CJA’s Vice-President Chris Cobb writes from Canada:
From Canada looking out, newly minted Prime Minister Justin Trudeau was something of a hit at the Malta CHOGM in late November 2015. As often-repeated TV coverage showed, he was certainly a hit with Queen Elizabeth who also adored the company of Trudeau’s late father, Pierre, a Commonwealth sceptic, turned enthusiastic supporter. Justin Trudeau’s Malta performance was predictably refreshing and positive but it was only a beginning. How deeply and enthusiastically the youthful Canadian leader embraces the Commonwealth during the next few years will depend greatly on how he and new Secretary-General Baroness Patricia Scotland get along.
Mr Trudeau is untested on the foreign affairs front but if his statements of intent are any indication, he will not be content to embrace a Commonwealth that turns a blind eye to member nations who abuse their own people and the organisation’s own values. It is incontrovertible that the relationship between Canada and the Commonwealth had nowhere to go but up. Relations between the government of former Prime Minister Stephen Harper and Commonwealth Secretary-General Kamalesh Sharma soured over Sri Lanka’s hosting of the 2013 CHOGM and never recovered. Prime Minister Harper refused to attend the Sri Lankan summit, saying doing so would effectively be an en-dorsement of the country’s appalling human rights record but denying it had anything to do with a politically influential Canadian Tamil lobby. Mr Harper sent a low-level delegation and pulled $20 million in discretionary funding from its Commonwealth contributions. (After the UK, Canada is the second highest contributor to the Commonwealth Secretariat and its voluntary funds).
Former Canadian Senator Hugh Segal, who was Harper’s special Commonwealth envoy and had witnessed the breakdown of Harper-Sharma relations first hand, says Trudeau and the Commonwealth should be an ideal fit. “We have a government now that is interested in soft power – development, education, human rights, education and all those important priorities,” said Mr Segal.” “The Commonwealth is a non-military, soft power organization with tremendous potential,” he added. “It is an important instrument for development and reflective of a kinder, gentler approach to foreign policy, which appears to be where this (Canadian) government is headed.”
A brief reminder of Canada-Commonwealth history is a good indication as any of how the future might unfold. The first Commonwealth Secretary General, Arnold Smith, was Canadian and a succession of federal govern-ments in Ottawa have used the organization – or, better put, affiliation – with significant success.
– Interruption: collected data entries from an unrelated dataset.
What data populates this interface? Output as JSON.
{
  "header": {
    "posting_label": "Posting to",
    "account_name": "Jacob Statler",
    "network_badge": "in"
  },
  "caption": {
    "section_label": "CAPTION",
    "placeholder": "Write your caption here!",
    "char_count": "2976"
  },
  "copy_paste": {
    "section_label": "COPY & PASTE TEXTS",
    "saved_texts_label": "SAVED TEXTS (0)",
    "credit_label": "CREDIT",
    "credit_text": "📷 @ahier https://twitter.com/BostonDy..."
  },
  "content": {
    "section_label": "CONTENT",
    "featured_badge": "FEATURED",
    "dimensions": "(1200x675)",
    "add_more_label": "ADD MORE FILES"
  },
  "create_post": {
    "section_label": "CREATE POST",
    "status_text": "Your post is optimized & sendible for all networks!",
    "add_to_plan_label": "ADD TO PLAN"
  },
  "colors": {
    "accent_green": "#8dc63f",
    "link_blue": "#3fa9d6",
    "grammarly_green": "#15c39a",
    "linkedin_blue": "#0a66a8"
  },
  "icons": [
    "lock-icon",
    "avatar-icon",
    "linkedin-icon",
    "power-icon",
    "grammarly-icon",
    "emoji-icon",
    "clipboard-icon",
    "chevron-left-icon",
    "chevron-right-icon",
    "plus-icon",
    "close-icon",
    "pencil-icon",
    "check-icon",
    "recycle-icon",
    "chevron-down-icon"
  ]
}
Most notable in modern Canadian-Commonwealth history was the Brian Mulroney-Joe Clark campaign that spearheaded the push to successfully rid South Africa of apartheid, in the face of aggressive opposition from the late British PM Margaret Thatcher. Mulroney’s Progressive Conservatives were following a Commonwealth trail blazed by Pierre Trudeau who hosted the second Commonwealth Heads of Government Meeting (CHOGM) in 1973 and succeeded, ever so diplomatically, in taking a fusty, overly bureaucratic group by the scruff of the neck and shaking off the dust.
During the Ottawa summit, he whisked all his fellow leaders to Mt. Tremblant where they met informally in what became known as The Retreat and has been a fixture at CHOGMs ever since. It is at the retreats, without delegations, that Commonwealth leaders have made some of their more important decisions. Aside from introducing a more informal atmosphere to the summits, Trudeau also helped design what is now the Commonwealth flag but in 1973 was simply decals flying from official CHOGM cars. Commonwealth critics have not been shy in saying that the organisation needs significant reform if it is going to survive. If Baroness Scotland shows herself to be the determined reformer, she will have no greater supporter than Justin Trudeau.